What is significant about all the above situations is they all eventually left the church.

I was loyal to them. But, I found that these situations did not endear loyalty to me and the church. I discovered people could walk out of your life as if these never happened and forget you gave yourself unreservedly for and to them.

But having said all that, I would accept them back, be loyal in my care and love of them, and not hold their leaving against them.

Is that wrong? To paraphrase Texas Rangers manager Ron Washington’s comment about how baseball goes, ‘That is just what baseball do,’ I would say, ‘No, that is just what pastor do!’

I will never lower my expectations of being loyal and serving God’s people, and I will always hope they will reciprocate in kind.

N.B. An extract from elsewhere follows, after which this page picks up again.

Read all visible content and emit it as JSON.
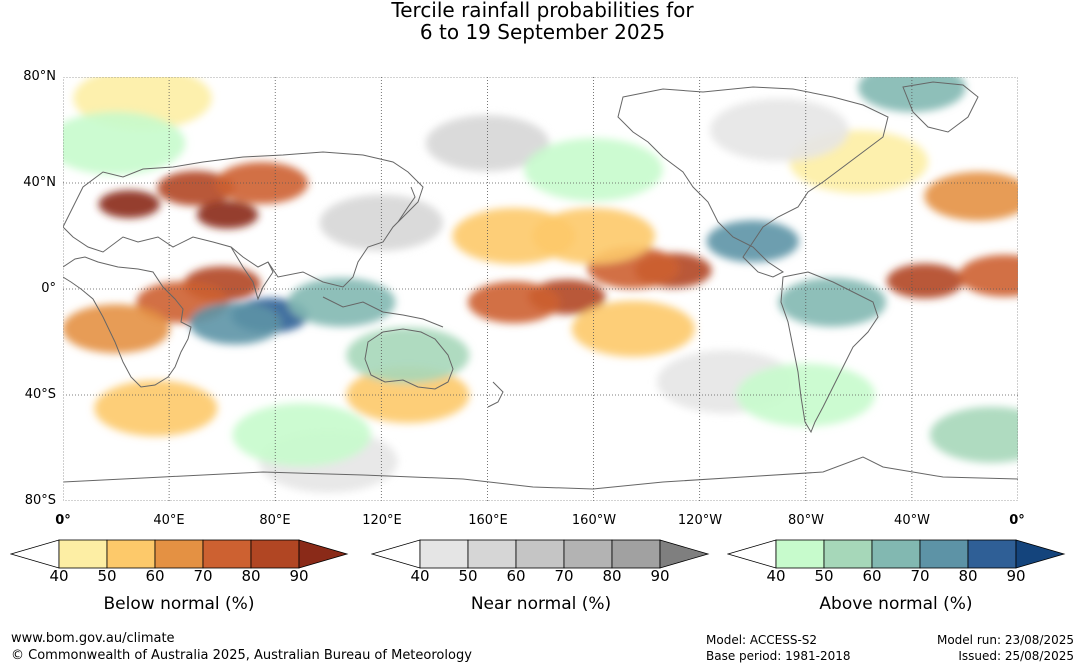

I am eternally optimistic!!!

2 comments:

Rebecca said...

Wow! I truly would not want your job, but I guess it is a calling that you have to answer. When my husband walked out last year I felt like I had been loyal to him. Together we buried a child and withstood that and then I stood by him when he was on a ventilator not expected to live...I helped him walk and talk again. I prayed for him and loved him but then seven years after that he left me for his
HS girlfriend. What do I say to that and what have I learned? Well, that sometimes people are just not loyal and you have to trust God to take care of the problems. You are so right, loyalty won't keep them, but God will keep you. In the big picture that is all that really matters. Hugs to you and your family Pastor.

David said...

Wow Rebecca, I know you have had some tough life experiences, glad God has kept you and you have endured and are doing great! Hugs to you and yours!